La haute-provence. Banon, Vachères, St Michel l’observatoire, Simiane, Mane, Forcalquier… Tous ces villages perchés sur leurs promontoires sont fiers, beaux, et semblent vivre plus simplement et calmement que dans le Luberon proche.
La Corse. 27ème visite en 29 ans. Ne rien faire que lire, cuisiner, profiter. Ai lu l’obligé Da Vinci Code, très convenu. L’usage du Monde de Nicolas Bouvier, éblouissant, toujours pas terminé, à lire en filigrane, pour pouvoir humer chaque phrase ciselée. Son frère de Philippe Besson, un peu convenu également dans sa narration, mais qui sait sortir quelques impressions fortes. Relu, feuilleté les livres qui trainent dans la bibliothèque de la maison. Quelques chapitres de La Face cachée du Monde , un an après. Je ne sais toujours quoi penser de cette exagérée théorie du complot.

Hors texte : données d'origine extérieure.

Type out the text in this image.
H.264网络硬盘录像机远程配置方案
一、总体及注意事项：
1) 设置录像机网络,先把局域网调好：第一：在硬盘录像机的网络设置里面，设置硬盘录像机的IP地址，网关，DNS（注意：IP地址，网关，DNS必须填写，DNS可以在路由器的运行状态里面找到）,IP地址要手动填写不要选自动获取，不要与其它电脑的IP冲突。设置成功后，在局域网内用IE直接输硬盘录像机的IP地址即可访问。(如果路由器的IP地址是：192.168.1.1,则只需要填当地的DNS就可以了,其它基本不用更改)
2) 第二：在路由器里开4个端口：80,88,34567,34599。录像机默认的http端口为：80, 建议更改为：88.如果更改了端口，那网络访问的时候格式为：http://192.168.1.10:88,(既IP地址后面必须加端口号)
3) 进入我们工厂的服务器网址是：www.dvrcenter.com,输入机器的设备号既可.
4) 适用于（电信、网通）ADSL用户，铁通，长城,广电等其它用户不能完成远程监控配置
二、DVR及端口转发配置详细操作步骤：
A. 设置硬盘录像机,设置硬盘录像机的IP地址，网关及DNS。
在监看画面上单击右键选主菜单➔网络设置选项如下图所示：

Pas un jour d’Anne Garreta, vite gonflant tant elle est mégalo, même si ses histoires ont une certaine densité. Lu aussi Raffles Hotel, de Murakami Ryu, toujours bizarre, intrigant.

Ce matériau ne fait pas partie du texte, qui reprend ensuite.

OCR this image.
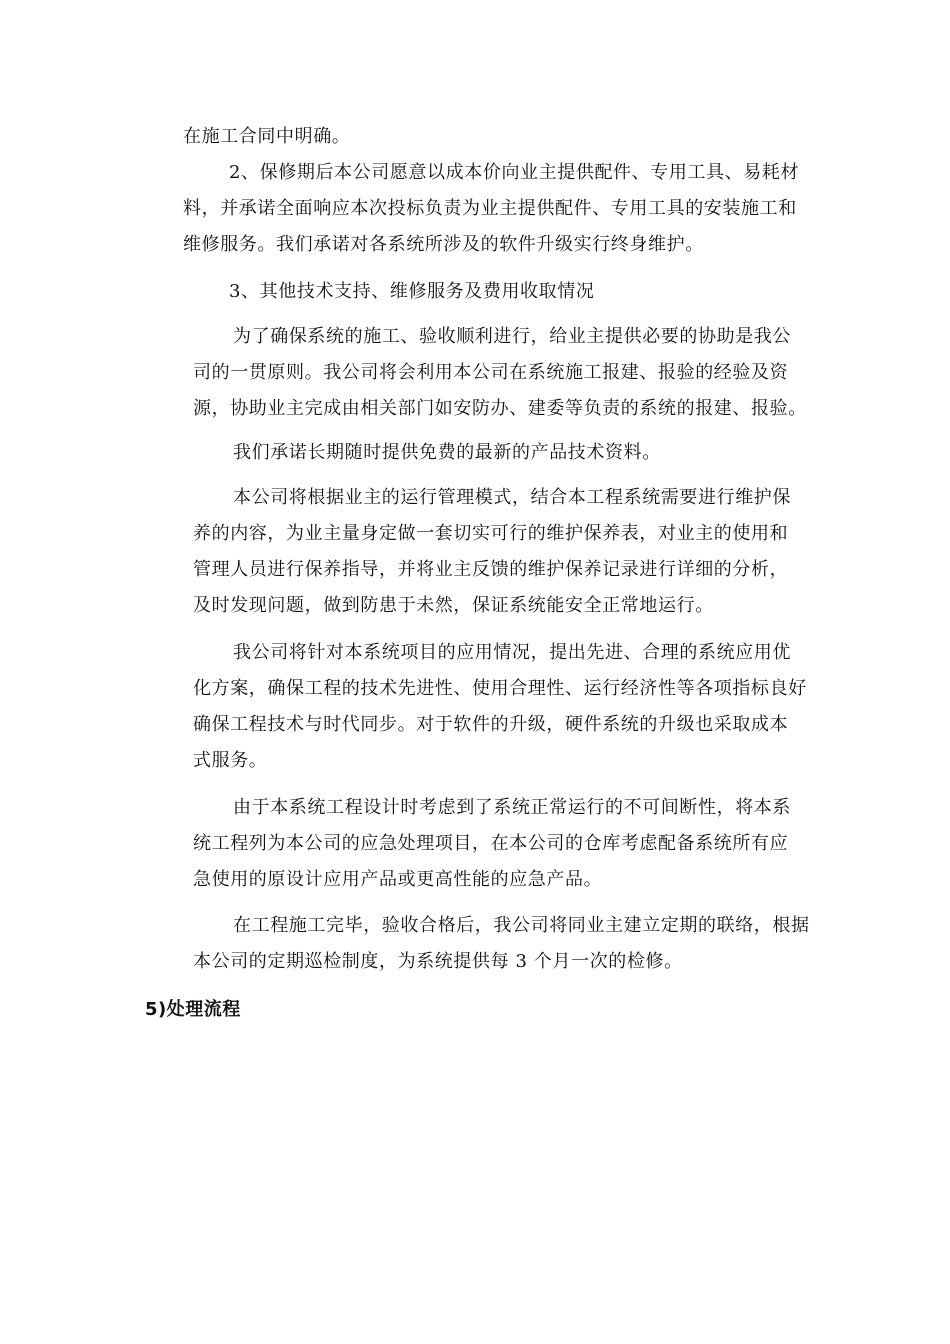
在施工合同中明确。
2、保修期后本公司愿意以成本价向业主提供配件、专用工具、易耗材
料，并承诺全面响应本次投标负责为业主提供配件、专用工具的安装施工和
维修服务。我们承诺对各系统所涉及的软件升级实行终身维护。
3、其他技术支持、维修服务及费用收取情况
为了确保系统的施工、验收顺利进行，给业主提供必要的协助是我公
司的一贯原则。我公司将会利用本公司在系统施工报建、报验的经验及资
源，协助业主完成由相关部门如安防办、建委等负责的系统的报建、报验。
我们承诺长期随时提供免费的最新的产品技术资料。
本公司将根据业主的运行管理模式，结合本工程系统需要进行维护保
养的内容，为业主量身定做一套切实可行的维护保养表，对业主的使用和
管理人员进行保养指导，并将业主反馈的维护保养记录进行详细的分析，
及时发现问题，做到防患于未然，保证系统能安全正常地运行。
我公司将针对本系统项目的应用情况，提出先进、合理的系统应用优
化方案，确保工程的技术先进性、使用合理性、运行经济性等各项指标良好
确保工程技术与时代同步。对于软件的升级，硬件系统的升级也采取成本
式服务。
由于本系统工程设计时考虑到了系统正常运行的不可间断性，将本系
统工程列为本公司的应急处理项目，在本公司的仓库考虑配备系统所有应
急使用的原设计应用产品或更高性能的应急产品。
在工程施工完毕，验收合格后，我公司将同业主建立定期的联络，根据
本公司的定期巡检制度，为系统提供每 3 个月一次的检修。
5)处理流程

A Ajaccio, La Marge était comme vide. Cette librairie dont nous affectionnons la visite rituelle n’avait pas le charme habituel. Pas d’expo convaincante. Les livres insulaires étaient les mêmes que l’année dernière. Tout le rayon littérature à l’abandon. Nous n’avons pas osé demander la raison de cette désaffection, sommes partis dépités.
A Banon, la librairie Le bleuet m’a laissé une drôle d’impression. C’est évidemment un tour de force que de faire vivre une grande librairie dans un village de 850 habitants. Et une belle librairie. Piano dans la grande salle. Belles étagères de présentation, coco au sol (le patron est un ancien menuisier). Collection très large, sur plus de 200 m², incluant pléiades et quartos, exhibés comme une preuve de l’exploit. Nous en sommes malgré tout ressortis sans un livre.

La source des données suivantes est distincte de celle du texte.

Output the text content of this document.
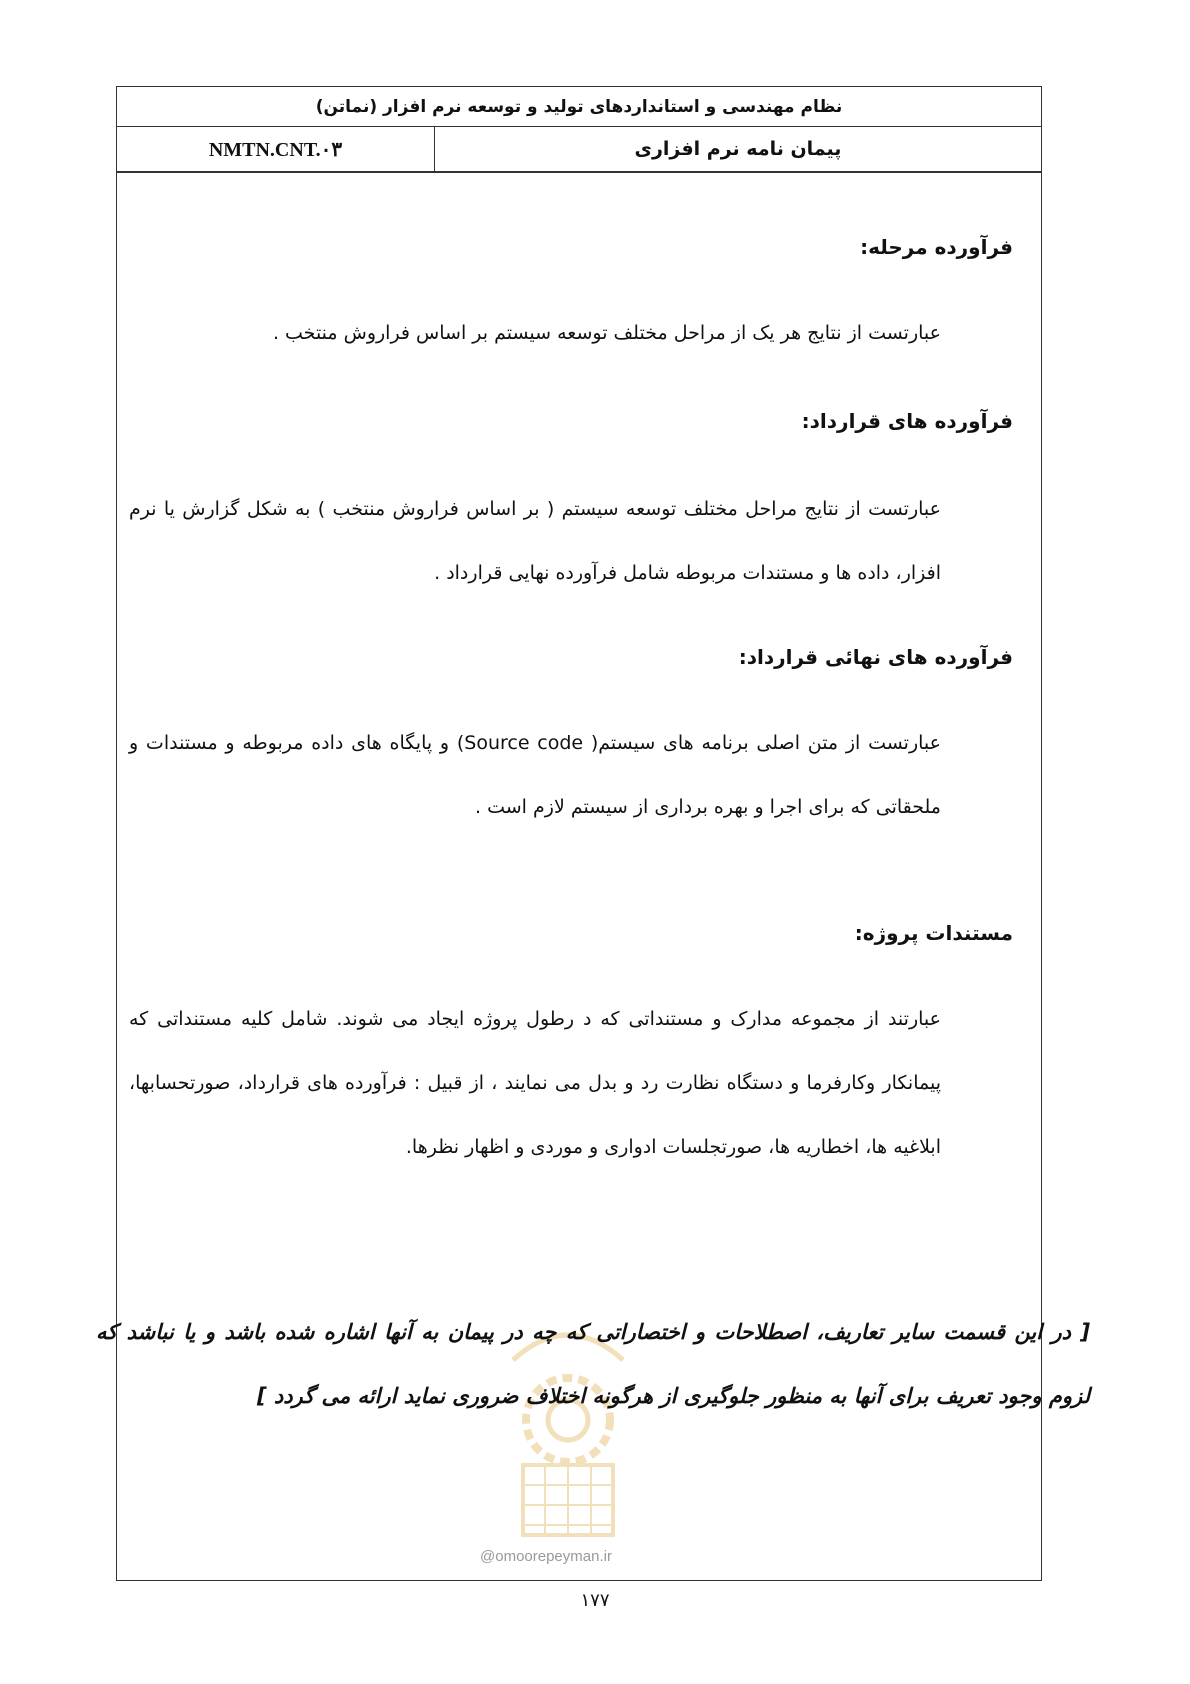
نظام مهندسی و استانداردهای تولید و توسعه نرم افزار (نماتن)
NMTN.CNT.۰۳	پیمان نامه نرم افزاری
فرآورده مرحله:
عبارتست از نتایج هر یک از مراحل مختلف توسعه سیستم بر اساس فراروش منتخب .
فرآورده های قرارداد:
عبارتست از نتایج مراحل مختلف توسعه سیستم ( بر اساس فراروش منتخب ) به شکل گزارش یا نرم افزار، داده ها و مستندات مربوطه شامل فرآورده نهایی قرارداد .
فرآورده های نهائی قرارداد:
عبارتست از متن اصلی برنامه های سیستم( Source code) و پایگاه های داده مربوطه و مستندات و ملحقاتی که برای اجرا و بهره برداری از سیستم لازم است .
مستندات پروژه:
عبارتند از مجموعه مدارک و مستنداتی که د رطول پروژه ایجاد می شوند. شامل کلیه مستنداتی که پیمانکار وکارفرما و دستگاه نظارت رد و بدل می نمایند ، از قبیل : فرآورده های قرارداد، صورتحسابها، ابلاغیه ها، اخطاریه ها، صورتجلسات ادواری و موردی و اظهار نظرها.
@omoorepeyman.ir
[ در این قسمت سایر تعاریف، اصطلاحات و اختصاراتی که چه در پیمان به آنها اشاره شده باشد و یا نباشد که لزوم وجود تعریف برای آنها به منظور جلوگیری از هرگونه اختلاف ضروری نماید ارائه می گردد ]
۱۷۷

Nous avons discuté à table du Darfour. Je révélais aux convives médusés la position étonnante de la France, diplomatie prudentissime, pleine d’autojustification, très respectueuse des autorités soudanaises. Le lendemain, Barnier faisait paraître sa tribune dans Le Figaro (étonnante reprise actualisée de la précédente, Soudan : Nous agissons), s’accrochant à une explication bizarre des faits, mêlant une justification ridicule, tant l’assénation de fausses vérités est en soi un aveu de faiblesse et d’erreurs. « L'urgence est d'abord humanitaire et nous y avons répondu sans hésitation ». Comment ne pas comprendre le contraire, quand le conflit là-bas dure depuis dix-huit mois ? On sent néanmoins une évolution, un durcissement du ton. Aujourd’hui, les parties se rencontrent à nouveau, après l’échec du mois dernier. J’espère que l’Union Africaine obtiendra, avec l’appui du Royaume-Uni, l’envoi d’une force de maintien de la paix qui fasse effectivement respecter le cessez-le-feu, et désarme les milices.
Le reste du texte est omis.